We assume that $O$ lies, for example, on the diagonal $AC$. Let $OE\perp AB$, $E\in AB$ and $OF\perp AD$, $F\in AD$. Then we have successively $OE=OF$, $△SOE\equiv △SOF$ (C.C.), $SE=SF$. Then $M\in SE$ and $OM\perp SF$, $Q\in SF$ and $OQ\perp SF$, $△SOM\equiv △SOQ$, $SM=SQ$, $\frac{SM}{SE}=\frac{SQ}{SF}$, $QM\parallel EF$, so $QM\parallel BD$. Analogously we get $NP\parallel BD$, so $QM\parallel NP$, which means that points $M,N,P,Q$ are coplanar.

Conversely, assume that $M,N,P,Q$ are coplanar in a plane $\alpha$. Take $OG\perp CD$, $G\in CD$ and $OH\perp BC$, $H\in BC$. Then the points $E,O,G$ are collinear, so the lines $SE,SO,SG$ are coplanar.

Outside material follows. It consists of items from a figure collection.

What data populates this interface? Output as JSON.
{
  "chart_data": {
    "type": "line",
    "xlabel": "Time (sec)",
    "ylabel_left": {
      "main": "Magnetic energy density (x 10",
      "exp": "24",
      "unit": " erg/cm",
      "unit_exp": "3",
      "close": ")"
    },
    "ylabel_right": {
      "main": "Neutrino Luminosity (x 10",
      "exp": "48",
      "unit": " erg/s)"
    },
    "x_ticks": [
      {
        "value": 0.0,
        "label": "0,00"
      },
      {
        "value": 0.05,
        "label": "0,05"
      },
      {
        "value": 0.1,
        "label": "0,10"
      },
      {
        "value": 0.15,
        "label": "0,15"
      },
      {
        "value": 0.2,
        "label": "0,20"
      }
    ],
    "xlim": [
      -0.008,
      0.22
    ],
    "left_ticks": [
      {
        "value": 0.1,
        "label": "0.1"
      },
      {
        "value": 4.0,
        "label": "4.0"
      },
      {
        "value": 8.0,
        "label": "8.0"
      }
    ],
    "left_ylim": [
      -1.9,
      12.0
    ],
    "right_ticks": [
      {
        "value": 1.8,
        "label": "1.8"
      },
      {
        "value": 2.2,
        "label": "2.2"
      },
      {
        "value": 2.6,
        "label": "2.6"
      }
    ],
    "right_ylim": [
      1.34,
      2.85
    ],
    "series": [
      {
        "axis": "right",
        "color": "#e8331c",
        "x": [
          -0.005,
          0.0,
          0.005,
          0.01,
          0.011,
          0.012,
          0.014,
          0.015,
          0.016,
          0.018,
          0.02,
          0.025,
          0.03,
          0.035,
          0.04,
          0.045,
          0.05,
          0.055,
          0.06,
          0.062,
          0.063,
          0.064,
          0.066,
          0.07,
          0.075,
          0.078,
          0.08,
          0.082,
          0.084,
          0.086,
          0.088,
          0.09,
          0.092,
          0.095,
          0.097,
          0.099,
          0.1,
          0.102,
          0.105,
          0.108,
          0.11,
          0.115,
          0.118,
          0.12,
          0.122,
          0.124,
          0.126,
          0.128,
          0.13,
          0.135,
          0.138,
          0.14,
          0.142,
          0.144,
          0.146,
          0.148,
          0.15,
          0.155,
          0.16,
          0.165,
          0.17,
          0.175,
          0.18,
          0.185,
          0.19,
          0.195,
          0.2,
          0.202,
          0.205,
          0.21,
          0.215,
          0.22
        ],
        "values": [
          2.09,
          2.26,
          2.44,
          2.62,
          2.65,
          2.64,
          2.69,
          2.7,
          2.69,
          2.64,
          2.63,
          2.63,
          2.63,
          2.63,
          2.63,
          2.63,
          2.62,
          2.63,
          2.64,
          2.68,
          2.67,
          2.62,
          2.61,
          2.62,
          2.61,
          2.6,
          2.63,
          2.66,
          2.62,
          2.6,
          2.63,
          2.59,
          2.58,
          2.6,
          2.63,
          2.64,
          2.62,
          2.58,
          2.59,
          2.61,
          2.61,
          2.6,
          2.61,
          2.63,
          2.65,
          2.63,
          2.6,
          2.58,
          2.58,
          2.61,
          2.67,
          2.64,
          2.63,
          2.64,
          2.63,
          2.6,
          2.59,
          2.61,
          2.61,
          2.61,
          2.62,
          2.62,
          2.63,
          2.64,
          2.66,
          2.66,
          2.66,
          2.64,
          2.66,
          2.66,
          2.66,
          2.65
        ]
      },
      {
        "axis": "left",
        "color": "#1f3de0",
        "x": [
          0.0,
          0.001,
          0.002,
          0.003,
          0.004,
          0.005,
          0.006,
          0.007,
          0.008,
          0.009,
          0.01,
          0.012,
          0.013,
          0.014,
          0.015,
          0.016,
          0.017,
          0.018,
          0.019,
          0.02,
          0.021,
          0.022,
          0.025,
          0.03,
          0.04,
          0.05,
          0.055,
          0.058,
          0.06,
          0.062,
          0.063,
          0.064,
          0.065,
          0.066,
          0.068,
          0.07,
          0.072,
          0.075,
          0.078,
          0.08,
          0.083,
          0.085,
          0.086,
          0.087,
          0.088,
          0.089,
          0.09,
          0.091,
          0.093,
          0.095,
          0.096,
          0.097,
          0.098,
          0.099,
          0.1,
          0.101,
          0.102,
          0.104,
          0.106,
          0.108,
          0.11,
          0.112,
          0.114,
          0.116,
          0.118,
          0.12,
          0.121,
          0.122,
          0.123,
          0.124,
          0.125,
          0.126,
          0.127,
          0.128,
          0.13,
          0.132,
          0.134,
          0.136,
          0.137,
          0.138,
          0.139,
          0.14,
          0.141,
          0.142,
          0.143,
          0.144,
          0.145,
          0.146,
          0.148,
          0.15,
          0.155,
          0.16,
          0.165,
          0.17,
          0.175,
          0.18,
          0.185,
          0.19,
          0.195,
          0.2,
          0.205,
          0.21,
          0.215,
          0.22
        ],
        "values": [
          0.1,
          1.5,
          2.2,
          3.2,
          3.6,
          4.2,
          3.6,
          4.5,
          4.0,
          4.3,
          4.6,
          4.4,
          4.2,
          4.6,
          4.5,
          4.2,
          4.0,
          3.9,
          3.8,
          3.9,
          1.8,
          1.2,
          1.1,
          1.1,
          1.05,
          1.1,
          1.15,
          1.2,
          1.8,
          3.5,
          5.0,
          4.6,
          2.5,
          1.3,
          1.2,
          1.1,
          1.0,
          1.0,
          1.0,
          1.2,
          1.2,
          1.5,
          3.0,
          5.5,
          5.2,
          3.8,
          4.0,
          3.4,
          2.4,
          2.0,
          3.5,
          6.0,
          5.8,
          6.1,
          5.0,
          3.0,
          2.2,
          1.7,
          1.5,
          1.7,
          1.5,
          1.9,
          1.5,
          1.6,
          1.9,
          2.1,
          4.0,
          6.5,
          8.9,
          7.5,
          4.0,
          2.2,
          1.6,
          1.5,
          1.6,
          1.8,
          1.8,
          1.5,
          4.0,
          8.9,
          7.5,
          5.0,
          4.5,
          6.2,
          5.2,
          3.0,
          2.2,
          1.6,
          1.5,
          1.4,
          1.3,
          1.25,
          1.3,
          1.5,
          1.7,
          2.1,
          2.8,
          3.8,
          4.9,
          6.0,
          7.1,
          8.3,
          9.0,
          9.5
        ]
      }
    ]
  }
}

It follows from this that the lines $SO$ and $MP$ are coplanar, and $SO\cap MP$ is the same as $SO\cap \alpha$. Similarly we'll get $NQ\cap SO$ is the same as $SO\cap \alpha$, so the lines $MP$ and $NQ$ intersect $SO$ at the same point $R$.

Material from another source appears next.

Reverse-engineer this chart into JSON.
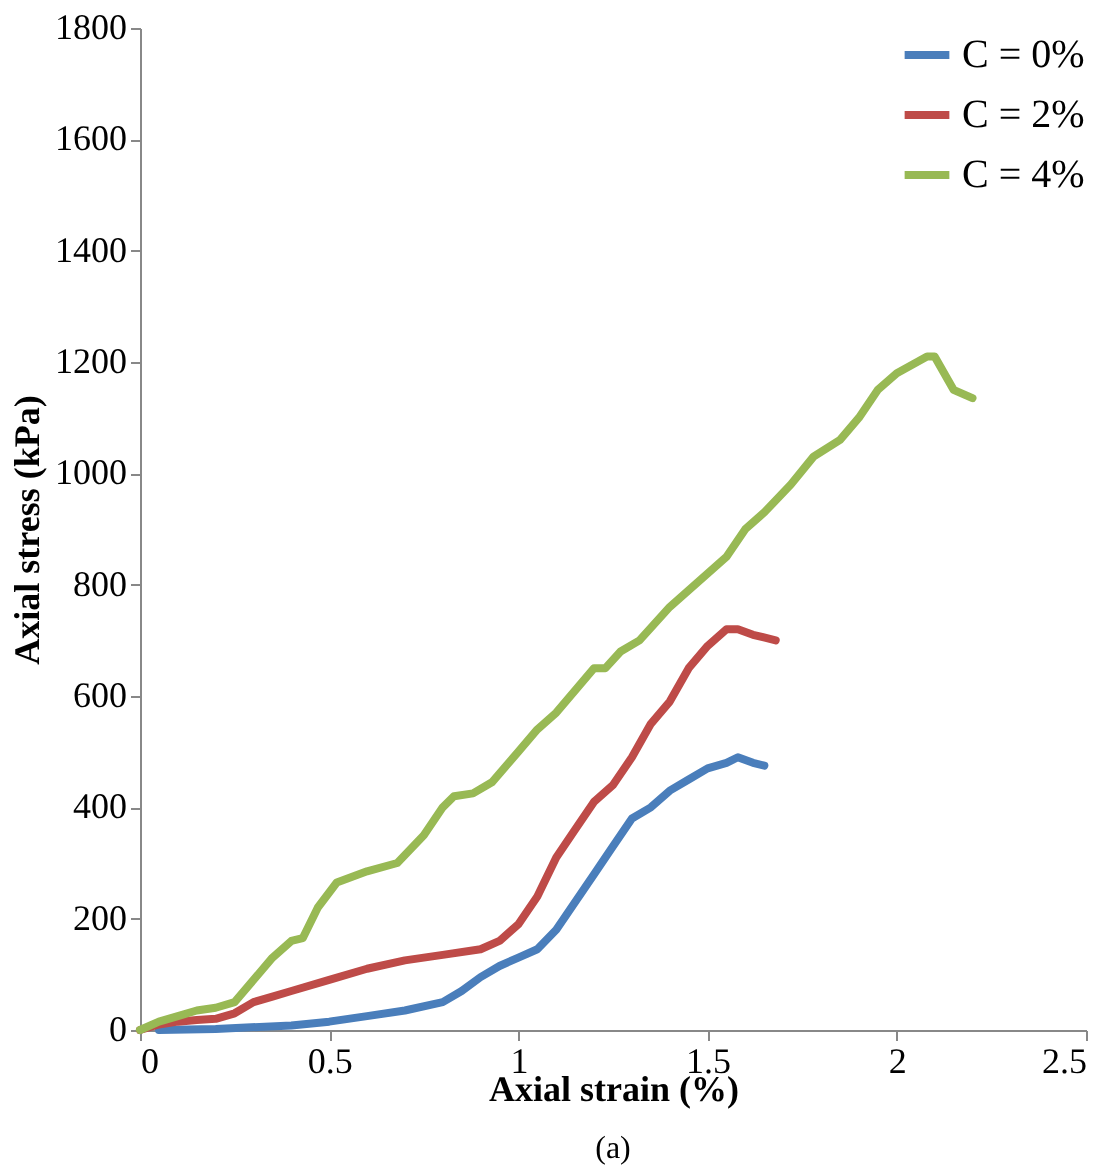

We calculate the ratio in which point $R$ divides $OS$, in terms of $OS,OE$ and $OG$. Take $MT\perp OS$, $PU\perp OS$, $U,T\in OS$. From the cyclic quadrilateral $MOPS$ we get $△MSR\sim △OPR$, so $\frac{MS}{OP}=\frac{MR}{OR}=\frac{SR}{PR}$, hence $\frac{M{S}^2}{O{P}^2}=\frac{SR}{OR}\cdot \frac{MR}{PR}=\frac{SR}{OR}\cdot \frac{MT}{PU}$. It follows $\frac{SR}{OR}=\frac{PU}{MT}\cdot \frac{M{S}^2}{O{P}^2}=\frac{PS\cdot PO\cdot M{S}^2}{MO\cdot MS\cdot PS\cdot PG}=\frac{PO}{PG}\cdot \frac{MS}{MO}$. But $\frac{PO}{PG}=\tan \angle SGO=\frac{SO}{OG}$ and $\frac{MS}{MO}=\cot \angle MSO=\frac{SO}{OE}$, so $\frac{SR}{OR}=\frac{S{O}^2}{OE\cdot OG}$.

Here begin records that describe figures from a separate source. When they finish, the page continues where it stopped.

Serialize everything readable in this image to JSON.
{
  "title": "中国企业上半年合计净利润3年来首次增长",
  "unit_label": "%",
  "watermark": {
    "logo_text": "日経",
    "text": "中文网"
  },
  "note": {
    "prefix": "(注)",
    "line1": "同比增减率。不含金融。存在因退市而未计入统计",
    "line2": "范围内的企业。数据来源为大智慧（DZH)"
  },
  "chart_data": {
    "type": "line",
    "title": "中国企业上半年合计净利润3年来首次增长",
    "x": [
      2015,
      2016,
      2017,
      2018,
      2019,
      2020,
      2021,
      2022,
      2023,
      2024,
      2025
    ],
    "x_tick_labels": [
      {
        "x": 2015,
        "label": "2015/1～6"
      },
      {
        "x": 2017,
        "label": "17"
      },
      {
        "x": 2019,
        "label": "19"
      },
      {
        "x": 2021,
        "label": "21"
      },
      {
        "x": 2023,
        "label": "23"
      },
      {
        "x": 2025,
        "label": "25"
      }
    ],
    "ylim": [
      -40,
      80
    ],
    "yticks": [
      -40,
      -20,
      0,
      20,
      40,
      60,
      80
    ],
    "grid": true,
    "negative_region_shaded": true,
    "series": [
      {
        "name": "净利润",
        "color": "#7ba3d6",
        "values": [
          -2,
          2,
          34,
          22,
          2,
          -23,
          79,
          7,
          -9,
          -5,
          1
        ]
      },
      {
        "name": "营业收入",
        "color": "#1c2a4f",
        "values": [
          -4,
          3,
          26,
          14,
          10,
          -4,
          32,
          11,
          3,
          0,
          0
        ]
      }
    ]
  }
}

Since line $NQ$ intersects $OS$ also in $R$, we obtain $OE\cdot OG=OF\cdot OH$. On the other hand we have $OE+OG=l=OF+OH$, where $l=AB=AD$. It follows from this that $OE(l-OE)=OF(l-OF)$, then $(OE-OF)(l-OE-OF)=0$, so $(OE-OF)(OH-OE)=0$. Thus $OE=OF$ or $OE=OH$, which implies $O\in AC$ or $O\in BD$.